5. The Bubble (1966, Kino Classics)



Writer/director/producer Arch Oboler is all but forgotten now, but in his day -- which began in radio, with the anthology series Lights Out -- he was highly regarded as a sort of low-budget Rod Serling (he directed Bwana Devil, the film that kicked off the early 50s 3D craze, as well as the wonderful Five, one of the first serious meditations on a post-nuke apocalypse). The Bubble, filmed in Space Vision 3D, essentially anticipates the plot of Stephen King's Under the Dome, but with a more oddball cast, including 50s heartthrob crooner Johnny Desmond and Michael Cole, later of TVs Mod Squad; it was obviously made on a shoe-string, and it's way too long -- a half hour Twilight Zone episode blown up inappropriately to feature film length.
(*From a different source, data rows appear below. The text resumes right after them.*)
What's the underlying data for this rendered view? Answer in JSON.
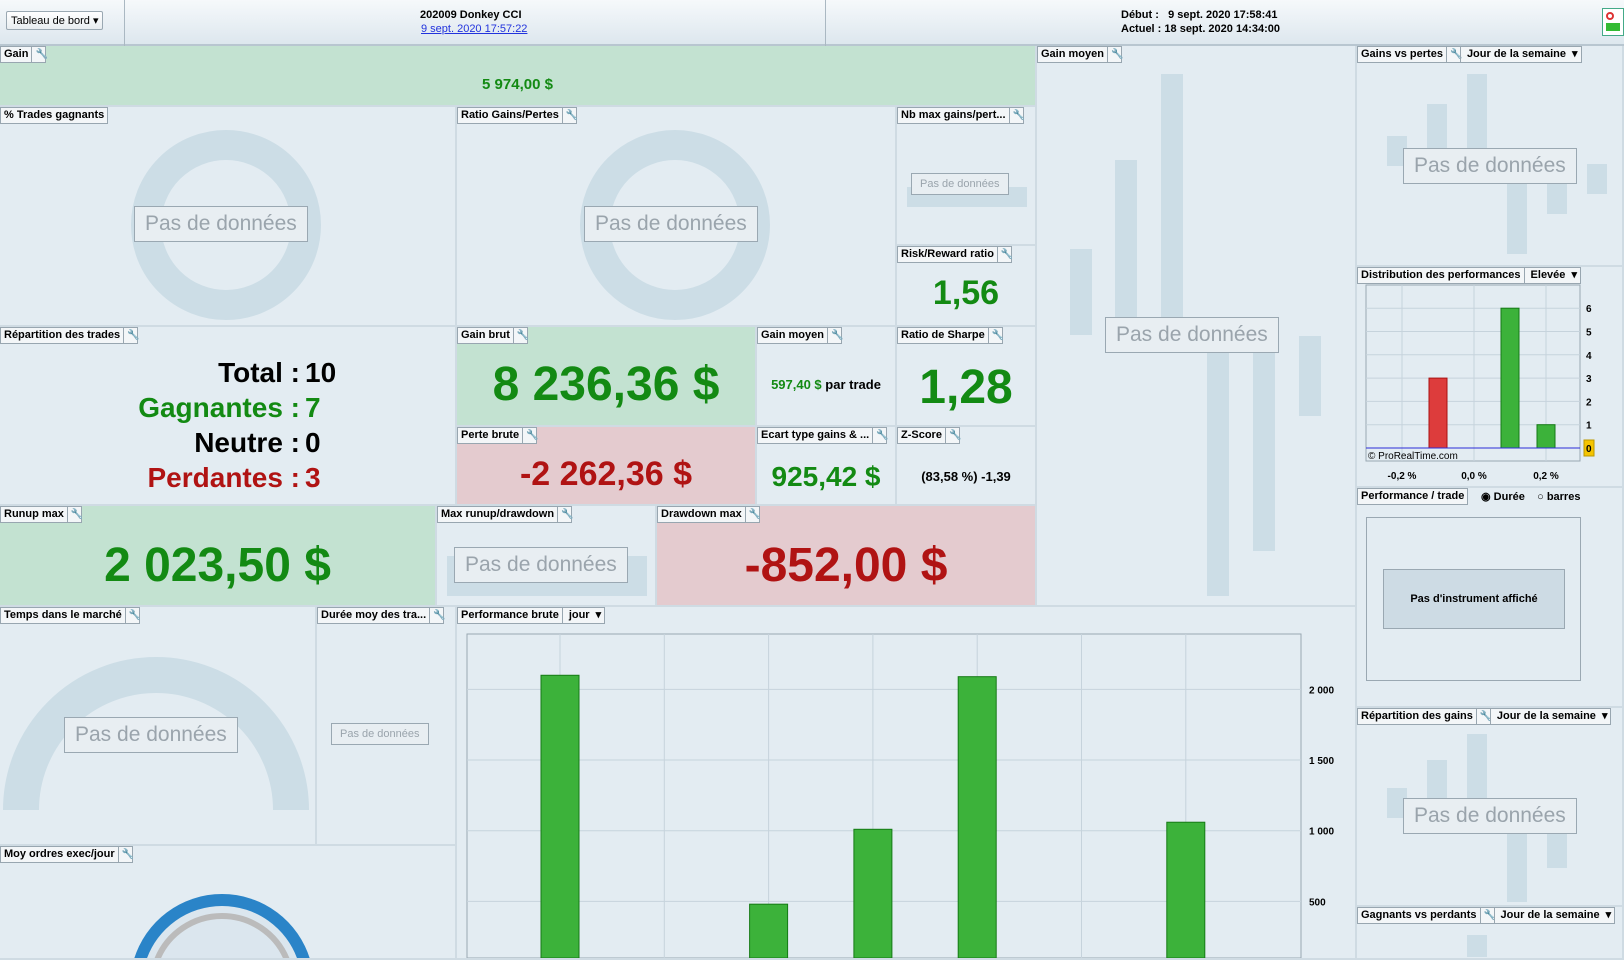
{
  "header": {
    "menu": "Tableau de bord",
    "system_name": "202009 Donkey CCI",
    "system_date": "9 sept. 2020 17:57:22",
    "start_label": "Début :",
    "start_value": "9 sept. 2020 17:58:41",
    "current_label": "Actuel :",
    "current_value": "18 sept. 2020 14:34:00"
  },
  "no_data": "Pas de données",
  "panels": {
    "gain": {
      "title": "Gain",
      "value": "5 974,00 $"
    },
    "win_pct": {
      "title": "% Trades gagnants"
    },
    "ratio": {
      "title": "Ratio Gains/Pertes"
    },
    "nb_max": {
      "title": "Nb max gains/pert..."
    },
    "risk_reward": {
      "title": "Risk/Reward ratio",
      "value": "1,56"
    },
    "gain_moyen_chart": {
      "title": "Gain moyen"
    },
    "gains_vs_pertes": {
      "title": "Gains vs pertes",
      "select": "Jour de la semaine"
    },
    "repartition_trades": {
      "title": "Répartition des trades",
      "total_label": "Total :",
      "total": "10",
      "win_label": "Gagnantes :",
      "win": "7",
      "neutral_label": "Neutre :",
      "neutral": "0",
      "lose_label": "Perdantes :",
      "lose": "3"
    },
    "gain_brut": {
      "title": "Gain brut",
      "value": "8 236,36 $"
    },
    "gain_moyen": {
      "title": "Gain moyen",
      "value": "597,40 $",
      "suffix": "par trade"
    },
    "sharpe": {
      "title": "Ratio de Sharpe",
      "value": "1,28"
    },
    "perte_brute": {
      "title": "Perte brute",
      "value": "-2 262,36 $"
    },
    "ecart_type": {
      "title": "Ecart type gains & ...",
      "value": "925,42 $"
    },
    "zscore": {
      "title": "Z-Score",
      "value": "(83,58 %) -1,39"
    },
    "runup": {
      "title": "Runup max",
      "value": "2 023,50 $"
    },
    "max_runup_dd": {
      "title": "Max runup/drawdown"
    },
    "drawdown": {
      "title": "Drawdown max",
      "value": "-852,00 $"
    },
    "temps_marche": {
      "title": "Temps dans le marché"
    },
    "duree_moy": {
      "title": "Durée moy des tra..."
    },
    "moy_ordres": {
      "title": "Moy ordres exec/jour"
    },
    "perf_brute": {
      "title": "Performance brute",
      "select": "jour"
    },
    "distribution": {
      "title": "Distribution des performances",
      "select": "Elevée",
      "watermark": "© ProRealTime.com"
    },
    "perf_trade": {
      "title": "Performance / trade",
      "opt1": "Durée",
      "opt2": "barres",
      "message": "Pas d'instrument affiché"
    },
    "repartition_gains": {
      "title": "Répartition des gains",
      "select": "Jour de la semaine"
    },
    "gagnants_perdants": {
      "title": "Gagnants vs perdants",
      "select": "Jour de la semaine"
    }
  },
  "chart_data": [
    {
      "type": "bar",
      "title": "Performance brute",
      "x": [
        0,
        1,
        2,
        3,
        4,
        5,
        6
      ],
      "values": [
        2100,
        null,
        480,
        1010,
        2090,
        null,
        1060
      ],
      "ylim": [
        0,
        2300
      ],
      "yticks": [
        500,
        1000,
        1500,
        2000
      ],
      "ytick_labels": [
        "500",
        "1 000",
        "1 500",
        "2 000"
      ],
      "color": "#3cb23a"
    },
    {
      "type": "bar",
      "title": "Distribution des performances",
      "x": [
        -0.1,
        0.1,
        0.2
      ],
      "values": [
        3,
        6,
        1
      ],
      "colors": [
        "#dd3c3c",
        "#3cb23a",
        "#3cb23a"
      ],
      "xticks": [
        -0.2,
        0.0,
        0.2
      ],
      "xtick_labels": [
        "-0,2 %",
        "0,0 %",
        "0,2 %"
      ],
      "yticks": [
        0,
        1,
        2,
        3,
        4,
        5,
        6
      ],
      "ylim": [
        0,
        6.5
      ]
    }
  ]
}
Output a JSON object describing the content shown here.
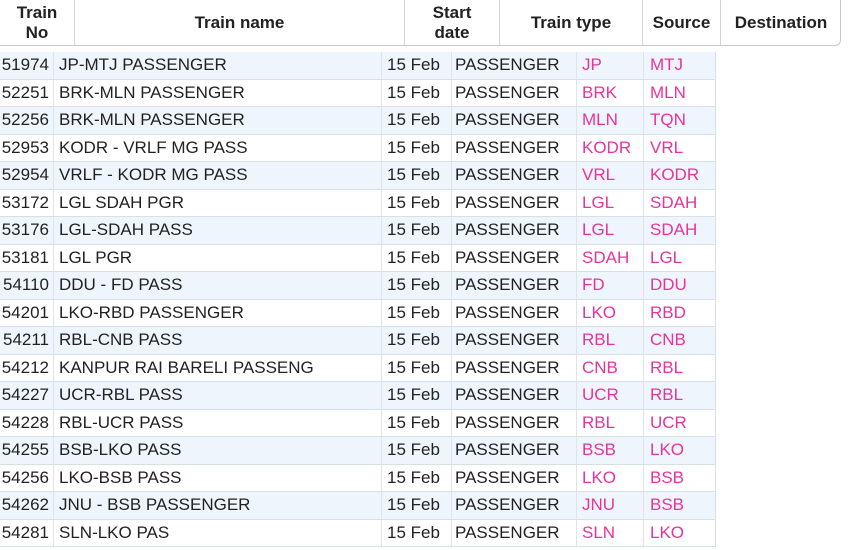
{
  "headers": {
    "train_no": "Train No",
    "train_name": "Train name",
    "start_date": "Start date",
    "train_type": "Train type",
    "source": "Source",
    "destination": "Destination"
  },
  "rows": [
    {
      "no": "51974",
      "name": "JP-MTJ PASSENGER",
      "date": "15 Feb",
      "type": "PASSENGER",
      "source": "JP",
      "destination": "MTJ"
    },
    {
      "no": "52251",
      "name": "BRK-MLN PASSENGER",
      "date": "15 Feb",
      "type": "PASSENGER",
      "source": "BRK",
      "destination": "MLN"
    },
    {
      "no": "52256",
      "name": "BRK-MLN PASSENGER",
      "date": "15 Feb",
      "type": "PASSENGER",
      "source": "MLN",
      "destination": "TQN"
    },
    {
      "no": "52953",
      "name": "KODR - VRLF MG PASS",
      "date": "15 Feb",
      "type": "PASSENGER",
      "source": "KODR",
      "destination": "VRL"
    },
    {
      "no": "52954",
      "name": "VRLF - KODR MG PASS",
      "date": "15 Feb",
      "type": "PASSENGER",
      "source": "VRL",
      "destination": "KODR"
    },
    {
      "no": "53172",
      "name": "LGL SDAH PGR",
      "date": "15 Feb",
      "type": "PASSENGER",
      "source": "LGL",
      "destination": "SDAH"
    },
    {
      "no": "53176",
      "name": "LGL-SDAH PASS",
      "date": "15 Feb",
      "type": "PASSENGER",
      "source": "LGL",
      "destination": "SDAH"
    },
    {
      "no": "53181",
      "name": "LGL PGR",
      "date": "15 Feb",
      "type": "PASSENGER",
      "source": "SDAH",
      "destination": "LGL"
    },
    {
      "no": "54110",
      "name": "DDU - FD PASS",
      "date": "15 Feb",
      "type": "PASSENGER",
      "source": "FD",
      "destination": "DDU"
    },
    {
      "no": "54201",
      "name": "LKO-RBD PASSENGER",
      "date": "15 Feb",
      "type": "PASSENGER",
      "source": "LKO",
      "destination": "RBD"
    },
    {
      "no": "54211",
      "name": "RBL-CNB PASS",
      "date": "15 Feb",
      "type": "PASSENGER",
      "source": "RBL",
      "destination": "CNB"
    },
    {
      "no": "54212",
      "name": "KANPUR RAI BARELI PASSENG",
      "date": "15 Feb",
      "type": "PASSENGER",
      "source": "CNB",
      "destination": "RBL"
    },
    {
      "no": "54227",
      "name": "UCR-RBL PASS",
      "date": "15 Feb",
      "type": "PASSENGER",
      "source": "UCR",
      "destination": "RBL"
    },
    {
      "no": "54228",
      "name": "RBL-UCR PASS",
      "date": "15 Feb",
      "type": "PASSENGER",
      "source": "RBL",
      "destination": "UCR"
    },
    {
      "no": "54255",
      "name": "BSB-LKO PASS",
      "date": "15 Feb",
      "type": "PASSENGER",
      "source": "BSB",
      "destination": "LKO"
    },
    {
      "no": "54256",
      "name": "LKO-BSB PASS",
      "date": "15 Feb",
      "type": "PASSENGER",
      "source": "LKO",
      "destination": "BSB"
    },
    {
      "no": "54262",
      "name": "JNU - BSB PASSENGER",
      "date": "15 Feb",
      "type": "PASSENGER",
      "source": "JNU",
      "destination": "BSB"
    },
    {
      "no": "54281",
      "name": "SLN-LKO PAS",
      "date": "15 Feb",
      "type": "PASSENGER",
      "source": "SLN",
      "destination": "LKO"
    }
  ],
  "colors": {
    "station_link": "#e8339a",
    "row_alt_bg": "#eef5fd",
    "text": "#222222"
  }
}
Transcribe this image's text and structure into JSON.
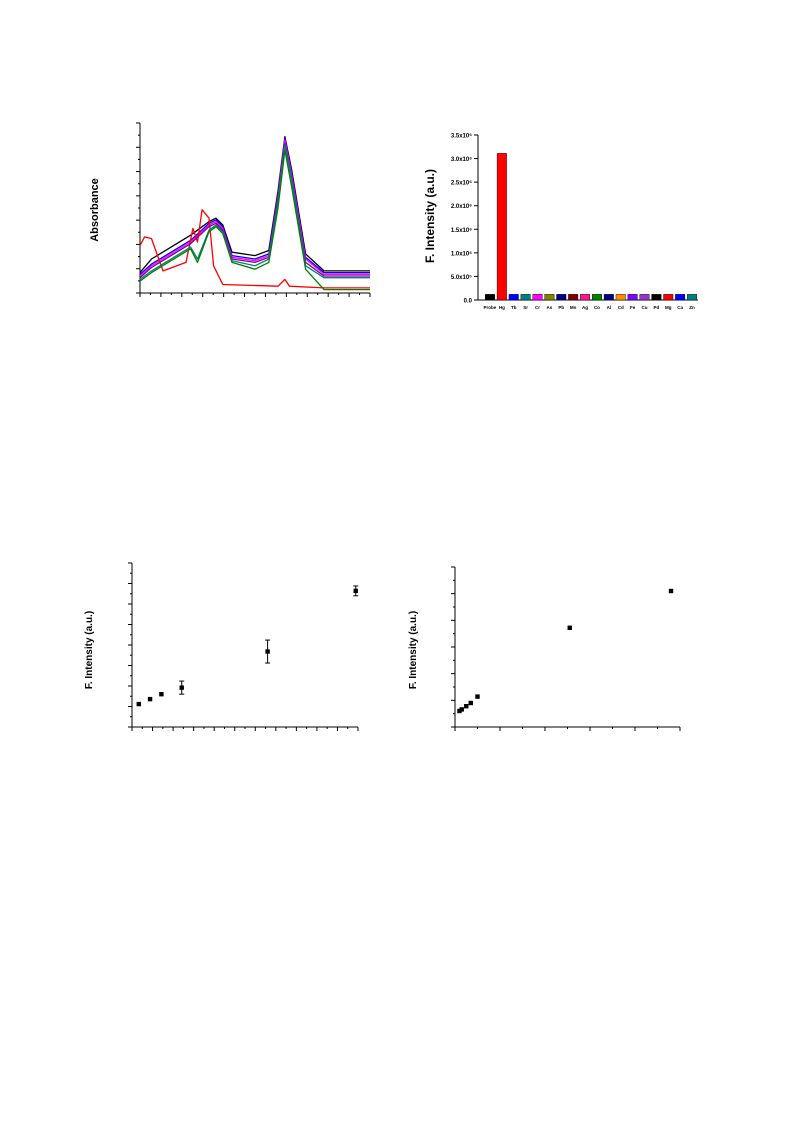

But the story, however padded, is compelling and the 3D effects, while a little subtle by today's IMAX standards, mostly keep you hooked. This new version -- the film last played theatrically back in shortened form back in 1976 -- has been meticulously restored by The 3D Film Archive (the trailer above was not, BTW) and looks far better than it has any right to. Kino's Blu-ray version requires a 3D TV or disc player to get the full effect, but if you watch it on a normal video system, it looks just fine in 2D.





5 comments:

buzzbabyjesus said...

Matango looks rather interesting.

steve simels said...

It is, definitely.

Anonymous said...

Madden does a pretty mean music video, too.
https://www.youtube.com/watch?v=2ZRTUKSKFhY

Gummo said...

I read somewhere that the plot used for the Mansfield movie and later for The Producers had been kicked around Hollywood for decades, and was at one point considered for the Marx Brothers' first MGM film (with Groucho as the desperate, crooked producer, of course - he got to play a kinder, gentler version of the role in 1938's Room Service). But Thalberg was against the concept of piling jokes on top of a joke plot, and it never got far.

Anonymous said...

With regard to The Bubble: Anything with Deborah Walley in it is guaranteed to be great. Michael Cole is the icing on the cake.

Since you're privy to lots of new DVD reissues, is Up Your Teddy Bear out? Been looking for that one.